Sebastian Schipper ist wissenschaftlicher Mitarbeiter am Institut für Humangeographie an der Goethe-Universität in Frankfurt am Main. Seine Forschungsschwerpunkte sind Stadtpolitik, Politische Ökonomie des Wohnens, Gentrifizierung und städtische soziale Bewegungen.

Der Eintritt ist – wie immer – frei. Wir freuen uns auf Euch und diesen Abend.

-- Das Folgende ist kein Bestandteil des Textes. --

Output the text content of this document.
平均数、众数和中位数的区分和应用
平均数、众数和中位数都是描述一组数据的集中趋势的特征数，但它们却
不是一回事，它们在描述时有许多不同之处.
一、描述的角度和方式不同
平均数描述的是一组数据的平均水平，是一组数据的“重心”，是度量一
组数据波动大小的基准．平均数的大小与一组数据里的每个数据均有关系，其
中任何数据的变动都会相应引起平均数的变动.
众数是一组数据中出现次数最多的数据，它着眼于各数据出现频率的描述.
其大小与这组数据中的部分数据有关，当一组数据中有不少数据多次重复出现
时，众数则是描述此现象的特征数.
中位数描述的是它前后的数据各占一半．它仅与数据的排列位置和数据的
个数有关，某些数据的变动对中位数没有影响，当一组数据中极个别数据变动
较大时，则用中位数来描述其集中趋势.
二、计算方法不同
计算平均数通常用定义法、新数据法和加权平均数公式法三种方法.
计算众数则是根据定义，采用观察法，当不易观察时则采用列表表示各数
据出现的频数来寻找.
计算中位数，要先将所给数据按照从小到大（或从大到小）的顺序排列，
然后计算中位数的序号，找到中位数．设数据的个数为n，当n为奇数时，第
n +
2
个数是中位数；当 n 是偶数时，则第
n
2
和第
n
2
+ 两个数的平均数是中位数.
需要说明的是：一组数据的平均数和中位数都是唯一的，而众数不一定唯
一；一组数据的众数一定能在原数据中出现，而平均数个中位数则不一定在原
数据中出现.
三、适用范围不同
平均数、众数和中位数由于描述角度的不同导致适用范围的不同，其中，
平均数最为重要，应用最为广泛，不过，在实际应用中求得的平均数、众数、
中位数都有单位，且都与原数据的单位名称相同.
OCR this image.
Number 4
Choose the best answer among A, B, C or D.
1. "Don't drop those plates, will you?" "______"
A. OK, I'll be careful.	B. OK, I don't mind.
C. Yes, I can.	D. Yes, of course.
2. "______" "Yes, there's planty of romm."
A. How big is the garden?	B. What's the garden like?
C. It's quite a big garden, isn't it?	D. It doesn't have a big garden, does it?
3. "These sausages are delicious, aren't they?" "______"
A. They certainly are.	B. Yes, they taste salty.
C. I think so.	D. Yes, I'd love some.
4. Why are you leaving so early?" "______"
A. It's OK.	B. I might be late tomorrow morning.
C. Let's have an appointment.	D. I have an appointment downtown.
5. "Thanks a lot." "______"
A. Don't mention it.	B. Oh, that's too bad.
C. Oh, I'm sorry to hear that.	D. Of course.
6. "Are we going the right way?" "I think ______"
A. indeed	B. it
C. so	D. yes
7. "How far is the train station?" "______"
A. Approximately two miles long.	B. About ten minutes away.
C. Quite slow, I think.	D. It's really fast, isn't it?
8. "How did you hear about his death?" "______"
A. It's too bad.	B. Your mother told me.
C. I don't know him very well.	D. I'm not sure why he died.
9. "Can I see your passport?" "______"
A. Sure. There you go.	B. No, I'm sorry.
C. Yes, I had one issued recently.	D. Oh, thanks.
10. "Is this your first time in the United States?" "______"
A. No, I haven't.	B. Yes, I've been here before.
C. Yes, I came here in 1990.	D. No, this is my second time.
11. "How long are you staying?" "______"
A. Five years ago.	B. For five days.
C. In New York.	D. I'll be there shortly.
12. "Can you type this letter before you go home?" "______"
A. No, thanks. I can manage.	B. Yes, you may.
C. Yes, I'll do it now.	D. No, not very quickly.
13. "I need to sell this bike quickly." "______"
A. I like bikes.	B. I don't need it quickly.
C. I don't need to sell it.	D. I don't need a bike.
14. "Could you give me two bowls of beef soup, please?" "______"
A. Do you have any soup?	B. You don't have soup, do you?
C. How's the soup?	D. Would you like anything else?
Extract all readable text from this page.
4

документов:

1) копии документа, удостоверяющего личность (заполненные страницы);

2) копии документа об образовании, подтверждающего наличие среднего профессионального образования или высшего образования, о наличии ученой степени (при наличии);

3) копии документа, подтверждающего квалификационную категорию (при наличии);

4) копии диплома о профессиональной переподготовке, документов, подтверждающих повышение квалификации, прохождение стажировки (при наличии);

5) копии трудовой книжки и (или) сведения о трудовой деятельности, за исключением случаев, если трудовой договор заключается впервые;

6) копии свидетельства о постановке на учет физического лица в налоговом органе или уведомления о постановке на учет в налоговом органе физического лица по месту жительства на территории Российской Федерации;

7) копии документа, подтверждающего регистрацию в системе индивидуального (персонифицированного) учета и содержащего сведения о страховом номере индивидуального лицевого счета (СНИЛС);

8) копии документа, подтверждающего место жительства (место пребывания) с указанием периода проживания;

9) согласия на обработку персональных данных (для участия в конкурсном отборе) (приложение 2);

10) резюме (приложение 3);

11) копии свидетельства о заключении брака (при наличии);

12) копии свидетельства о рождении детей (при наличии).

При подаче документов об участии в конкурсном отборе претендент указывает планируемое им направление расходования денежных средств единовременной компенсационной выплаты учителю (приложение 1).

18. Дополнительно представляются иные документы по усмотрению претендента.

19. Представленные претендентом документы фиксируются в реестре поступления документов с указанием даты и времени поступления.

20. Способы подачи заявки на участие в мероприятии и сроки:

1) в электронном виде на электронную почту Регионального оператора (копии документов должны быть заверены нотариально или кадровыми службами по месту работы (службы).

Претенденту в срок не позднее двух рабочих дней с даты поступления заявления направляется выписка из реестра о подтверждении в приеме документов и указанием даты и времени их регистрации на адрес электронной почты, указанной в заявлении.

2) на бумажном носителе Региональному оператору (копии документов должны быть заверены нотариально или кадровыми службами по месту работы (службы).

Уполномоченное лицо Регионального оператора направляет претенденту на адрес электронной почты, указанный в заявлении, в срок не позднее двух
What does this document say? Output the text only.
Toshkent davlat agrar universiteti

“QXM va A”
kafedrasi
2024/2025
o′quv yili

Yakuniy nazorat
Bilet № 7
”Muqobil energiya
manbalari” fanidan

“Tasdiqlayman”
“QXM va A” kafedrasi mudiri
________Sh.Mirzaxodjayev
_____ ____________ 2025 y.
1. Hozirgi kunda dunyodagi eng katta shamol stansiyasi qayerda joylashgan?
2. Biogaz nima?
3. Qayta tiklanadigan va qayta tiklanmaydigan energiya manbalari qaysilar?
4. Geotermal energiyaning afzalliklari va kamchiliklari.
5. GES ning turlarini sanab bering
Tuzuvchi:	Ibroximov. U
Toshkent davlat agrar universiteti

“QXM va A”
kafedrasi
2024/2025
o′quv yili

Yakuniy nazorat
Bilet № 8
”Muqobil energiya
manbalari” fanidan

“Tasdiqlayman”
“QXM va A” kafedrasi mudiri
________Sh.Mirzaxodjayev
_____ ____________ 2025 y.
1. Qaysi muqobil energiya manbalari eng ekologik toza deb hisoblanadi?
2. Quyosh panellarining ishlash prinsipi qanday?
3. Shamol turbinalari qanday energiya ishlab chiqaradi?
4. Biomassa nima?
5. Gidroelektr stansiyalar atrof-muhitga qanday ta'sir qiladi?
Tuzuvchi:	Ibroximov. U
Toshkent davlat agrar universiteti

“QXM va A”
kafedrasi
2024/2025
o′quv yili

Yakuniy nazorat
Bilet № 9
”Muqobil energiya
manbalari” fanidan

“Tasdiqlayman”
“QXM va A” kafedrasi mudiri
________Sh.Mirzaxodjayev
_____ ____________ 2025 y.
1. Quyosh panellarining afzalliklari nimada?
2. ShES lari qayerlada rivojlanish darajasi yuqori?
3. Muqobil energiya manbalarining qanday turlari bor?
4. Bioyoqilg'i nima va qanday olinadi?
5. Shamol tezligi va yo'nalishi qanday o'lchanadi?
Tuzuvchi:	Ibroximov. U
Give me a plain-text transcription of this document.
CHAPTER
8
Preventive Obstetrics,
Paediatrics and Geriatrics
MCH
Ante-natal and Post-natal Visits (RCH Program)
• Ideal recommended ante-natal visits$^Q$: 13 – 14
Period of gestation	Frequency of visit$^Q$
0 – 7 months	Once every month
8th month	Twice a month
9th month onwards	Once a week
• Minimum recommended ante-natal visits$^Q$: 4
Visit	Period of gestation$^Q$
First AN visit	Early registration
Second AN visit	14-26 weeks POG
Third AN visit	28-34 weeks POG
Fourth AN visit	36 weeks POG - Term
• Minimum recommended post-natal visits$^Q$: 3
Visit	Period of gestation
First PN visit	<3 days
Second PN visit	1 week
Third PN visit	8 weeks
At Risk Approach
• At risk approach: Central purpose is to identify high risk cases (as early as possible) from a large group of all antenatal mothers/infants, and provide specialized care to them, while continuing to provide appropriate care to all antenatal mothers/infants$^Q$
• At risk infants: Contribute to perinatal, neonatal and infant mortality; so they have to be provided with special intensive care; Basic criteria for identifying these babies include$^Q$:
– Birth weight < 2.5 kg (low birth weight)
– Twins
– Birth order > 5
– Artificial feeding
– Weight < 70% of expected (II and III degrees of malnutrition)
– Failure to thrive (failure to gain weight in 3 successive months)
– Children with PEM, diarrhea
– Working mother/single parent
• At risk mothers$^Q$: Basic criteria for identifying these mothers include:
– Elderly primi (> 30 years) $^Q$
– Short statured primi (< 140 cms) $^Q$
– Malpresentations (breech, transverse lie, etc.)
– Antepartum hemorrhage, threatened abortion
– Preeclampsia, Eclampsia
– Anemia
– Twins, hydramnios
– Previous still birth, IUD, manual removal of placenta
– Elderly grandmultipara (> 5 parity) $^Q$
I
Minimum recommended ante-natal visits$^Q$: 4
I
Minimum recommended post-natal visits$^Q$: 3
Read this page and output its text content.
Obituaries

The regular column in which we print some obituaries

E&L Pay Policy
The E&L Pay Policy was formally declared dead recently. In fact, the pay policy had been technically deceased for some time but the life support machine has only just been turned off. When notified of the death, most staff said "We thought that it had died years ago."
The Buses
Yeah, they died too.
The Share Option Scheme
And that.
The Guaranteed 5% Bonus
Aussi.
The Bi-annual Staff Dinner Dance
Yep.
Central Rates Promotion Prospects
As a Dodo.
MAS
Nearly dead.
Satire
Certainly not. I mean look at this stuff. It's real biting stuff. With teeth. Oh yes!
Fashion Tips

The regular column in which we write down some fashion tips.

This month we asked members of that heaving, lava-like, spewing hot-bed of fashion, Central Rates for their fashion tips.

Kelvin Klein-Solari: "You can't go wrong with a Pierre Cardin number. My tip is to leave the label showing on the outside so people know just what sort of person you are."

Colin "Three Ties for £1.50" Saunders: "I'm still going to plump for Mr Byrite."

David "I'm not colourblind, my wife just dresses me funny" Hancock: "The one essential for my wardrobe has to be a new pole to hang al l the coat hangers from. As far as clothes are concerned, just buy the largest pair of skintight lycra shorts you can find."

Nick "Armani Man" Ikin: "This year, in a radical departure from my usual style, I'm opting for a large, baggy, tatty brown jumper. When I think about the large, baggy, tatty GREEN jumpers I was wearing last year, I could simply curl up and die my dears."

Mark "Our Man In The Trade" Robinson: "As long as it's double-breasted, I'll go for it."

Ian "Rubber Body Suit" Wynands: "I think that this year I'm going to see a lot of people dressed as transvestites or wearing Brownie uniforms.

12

[3.7.2017 – 20 Uhr] Kirsten Achtelik “Selbstbestimmte Norm. Feminismus, Pränataldiagnostik, Abtreibung” – Buchvorstellung und Diskussion

Selbstbestimmung ist eine der zentralen Forderungen sozialer Bewegungen im Anschluss an die Revolten der 1960er Jahre gewesen. Insbesondere die Frauenbewegung und – allzu oft vergessen – die Behindertenbewegung haben sich an der Ausgestaltung dieser Forderung abgearbeitet. Selbstbestimmung über die eigenen reproduktiven Möglichkeiten aus feministischer Sicht und Selbstbestimmung über ein Leben mit Behinderung können jedoch in Widerspruch zueinander treten.
Kirsten Achtelik nimmt in ihrem Buch „Selbstbestimmte Norm. Feminismus, Pränataldiagnostik, Abtreibung“ die historische Phase nach Beendigung der mörderischen Eugenik im Nationalsozialismus in den Blick. In der Bundesrepublik wurden zunehmend modernisierte und individualisierte Argumente zur Begündung von selektiver Pränataldiagnostik verwendet – Selbstbestimmung, Eigenverantwortung und die Verhinderung von Leid. Die vermeintlich freie, individuelle Entscheidung führt in Kombination mit gesellschaftlicher Behindertenfeindlichkeit (Ableism) zu der immer gleichen Entscheidung: Etwa neun von zehn Frauen entscheiden sich heute bei der Diagnose „Trisomie 21“ zum Schwangerschaftsabbruch.
Achtelik setzt der selektiven pränatalen Suche nach Behinderung eine „Selbstbestimmung ohne Selektion“ entgegen. Wie diese aussehen kann und welche Fallstricke diese Debatte enthält, darüber diskutieren wir mit der Autorin anlässlich ihrer Buchvorstellung.

Kirsten Achtelik ist Diplom-Sozialwissenschaftlerin und lebt als freie Journalistin und Autorin in Berlin. Sie ist politisch an den Schnittstellen der feministischen, antikapitalistischen und Behindertenbewegung aktiv.